L'actrice Vanessa Green rentre chez elle, après une mauvaise journée où des reporters lui ont posé des questions insistantes sur ses déclarations en ligne sur les réseaux sociaux. Elle est dans sa splendide demeure, en train de téléphoner à son avocat. Elle raccroche, voit qu'on parle d'elle en mal à la télé, entend du bruit. Elle pense que c'est peut-être son fils qui est de retour, mais non parce qu'il a laissé un message sur son téléphone et qu'il est chez des copains pour y passer la nuit. Il y a un intrus chez elle. Elle appelle la police. L'intrus se présente comme étant Bryan, son fan numéro Un. Il porte un pistolet à sa tempe et se fait sauter la cervelle sous ses yeux. Dans une émission de téléréalité, il y a du sang sur les murs.

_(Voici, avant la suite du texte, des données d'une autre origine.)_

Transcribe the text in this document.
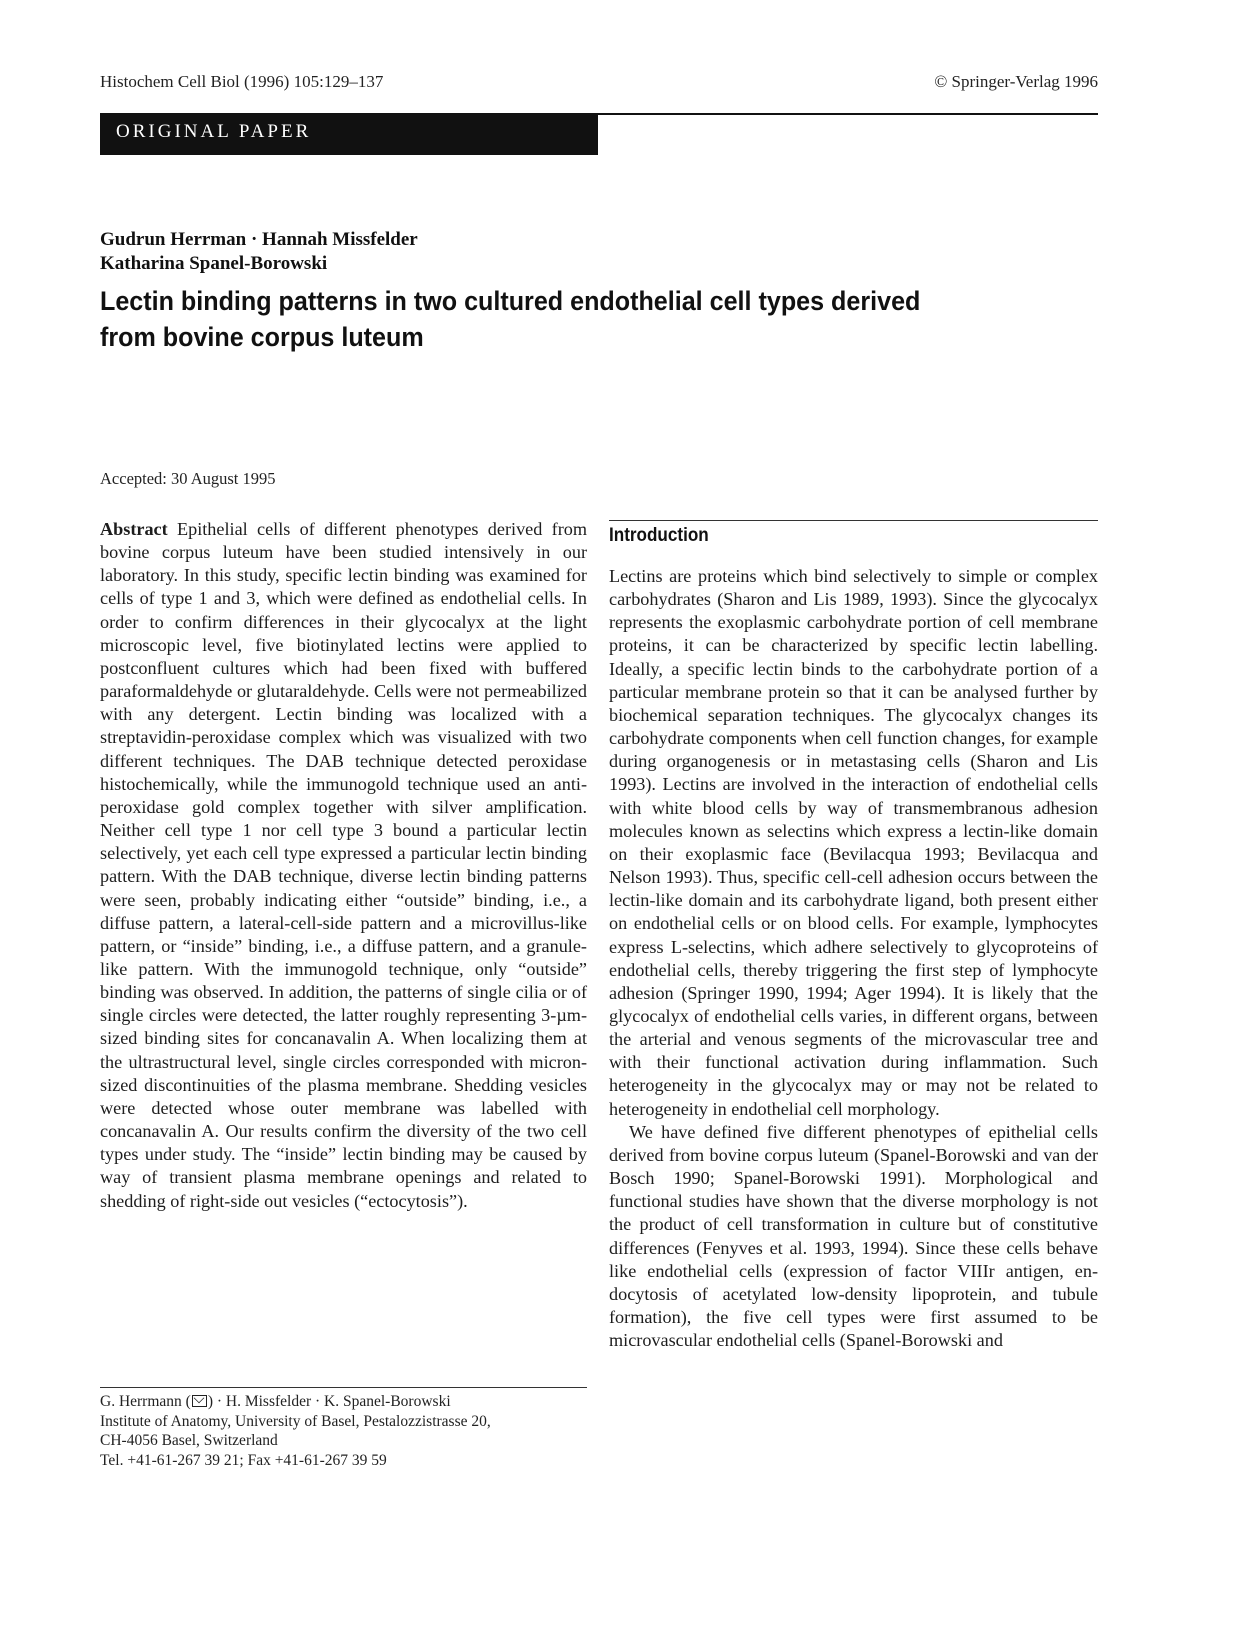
Histochem Cell Biol (1996) 105:129–137	© Springer-Verlag 1996
ORIGINAL PAPER
Gudrun Herrman · Hannah Missfelder
Katharina Spanel-Borowski
Lectin binding patterns in two cultured endothelial cell types derived
from bovine corpus luteum
Accepted: 30 August 1995

Abstract Epithelial cells of different phenotypes derived from bovine corpus luteum have been studied intensively in our laboratory. In this study, specific lectin binding was examined for cells of type 1 and 3, which were defined as endothelial cells. In order to confirm differences in their glycocalyx at the light microscopic level, five biotinylated lectins were applied to postconfluent cultures which had been fixed with buffered paraformaldehyde or glutaraldehyde. Cells were not permeabilized with any detergent. Lectin binding was localized with a streptavidin-peroxidase complex which was visualized with two different techniques. The DAB technique detected peroxidase histochemically, while the immunogold technique used an anti-peroxidase gold complex together with silver amplification. Neither cell type 1 nor cell type 3 bound a particular lectin selectively, yet each cell type expressed a particular lectin binding pattern. With the DAB technique, diverse lectin binding patterns were seen, probably indicating either “outside” binding, i.e., a diffuse pattern, a lateral-cell-side pattern and a microvillus-like pattern, or “inside” binding, i.e., a diffuse pattern, and a granule-like pattern. With the immunogold technique, only “outside” binding was observed. In addition, the patterns of single cilia or of single circles were detected, the latter roughly representing 3-µm-sized binding sites for concanavalin A. When localizing them at the ultrastructural level, single circles corresponded with micron-sized discontinuities of the plasma membrane. Shedding vesicles were detected whose outer membrane was labelled with concanavalin A. Our results confirm the diversity of the two cell types under study. The “inside” lectin binding may be caused by way of transient plasma membrane openings and related to shedding of right-side out vesicles (“ectocytosis”).

G. Herrmann ( ) · H. Missfelder · K. Spanel-Borowski
Institute of Anatomy, University of Basel, Pestalozzistrasse 20,
CH-4056 Basel, Switzerland
Tel. +41-61-267 39 21; Fax +41-61-267 39 59
Introduction

Lectins are proteins which bind selectively to simple or complex carbohydrates (Sharon and Lis 1989, 1993). Since the glycocalyx represents the exoplasmic carbohydrate portion of cell membrane proteins, it can be characterized by specific lectin labelling. Ideally, a specific lectin binds to the carbohydrate portion of a particular membrane protein so that it can be analysed further by biochemical separation techniques. The glycocalyx changes its carbohydrate components when cell function changes, for example during organogenesis or in metastasing cells (Sharon and Lis 1993). Lectins are involved in the interaction of endothelial cells with white blood cells by way of transmembranous adhesion molecules known as selectins which express a lectin-like domain on their exoplasmic face (Bevilacqua 1993; Bevilacqua and Nelson 1993). Thus, specific cell-cell adhesion occurs between the lectin-like domain and its carbohydrate ligand, both present either on endothelial cells or on blood cells. For example, lymphocytes express L-selectins, which adhere selectively to glycoproteins of endothelial cells, thereby triggering the first step of lymphocyte adhesion (Springer 1990, 1994; Ager 1994). It is likely that the glycocalyx of endothelial cells varies, in different organs, between the arterial and venous segments of the microvascular tree and with their functional activation during inflammation. Such heterogeneity in the glycocalyx may or may not be related to heterogeneity in endothelial cell morphology.

We have defined five different phenotypes of epithelial cells derived from bovine corpus luteum (Spanel-Borowski and van der Bosch 1990; Spanel-Borowski 1991). Morphological and functional studies have shown that the diverse morphology is not the product of cell transformation in culture but of constitutive differences (Fenyves et al. 1993, 1994). Since these cells behave like endothelial cells (expression of factor VIIIr antigen, endocytosis of acetylated low-density lipoprotein, and tubule formation), the five cell types were first assumed to be microvascular endothelial cells (Spanel-Borowski and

Il s'agit d'une enquête menée par une animatrice, avec un point de vue subjectif donné par ses lentilles de contact qui font également office de caméra. Elle met les pieds dans une mare de sang. Elle trouve le cadavre de Jad Davies (son employeur dans la vraie vie, le producteur de l'émission). Le direct se termine et elle peut enlever ses lentilles caméra. Davies est en train de jouer au baseball avec un employé dans la cour. Voyant passer Nash Huang, il lui demande de déposer le livre d'histoire de son fils chez Cynthia Davies, son ex-femme. Nash ne le remercie pas du cadeau car Cynthia la terrifie. Effectivement l'accueil est glacial, mais de courte durée.


Une fois acquittée de sa tâche, Nash Huang rentre chez elle, où l'attend sa compagne Violet Reynolds. Nash va se servir dans le frigo pour un plat froid, puis elles s'installent sur le canapé pour regarder Les dents de la mer. En fait, Nash est surtout sur son téléphone pour entretenir sa visibilité sur les réseaux sociaux, et s'assurer qu'elle jouit toujours d'une popularité satisfaisante. Une fois la nuit tombée, elles passent au lit et font l'amour. Le lendemain, Nash Huang reprend sa vie d'assistante stagiaire pour Jad Davies : acheter un paquet de donuts pour le bureau, aller chercher une perruque chez le perruquier qui n'a pas commandé la bonne teinte, passer au pressing pour récupérer les costumes. Le soir elle peut enfin se détendre en allant prendre un verre avec deux amis Sarah et Rigo, dans une terrasse de bar sur un toit. La conversation finit par dévier sur ce qui est arrivé à Vanessa Green, à son tweet raciste qui n'est en fait qu'une blague pas terrible mais qui s'est retrouvée sur les réseaux sociaux. Alors que la conversation s'échauffe, un homme approche et déclare à Nash qu'il est désolé, qu'il lui demande pardon. Il recule en bafouillant des propos inaudibles et finit par basculer par-dessus le muret et tomber dans le vide.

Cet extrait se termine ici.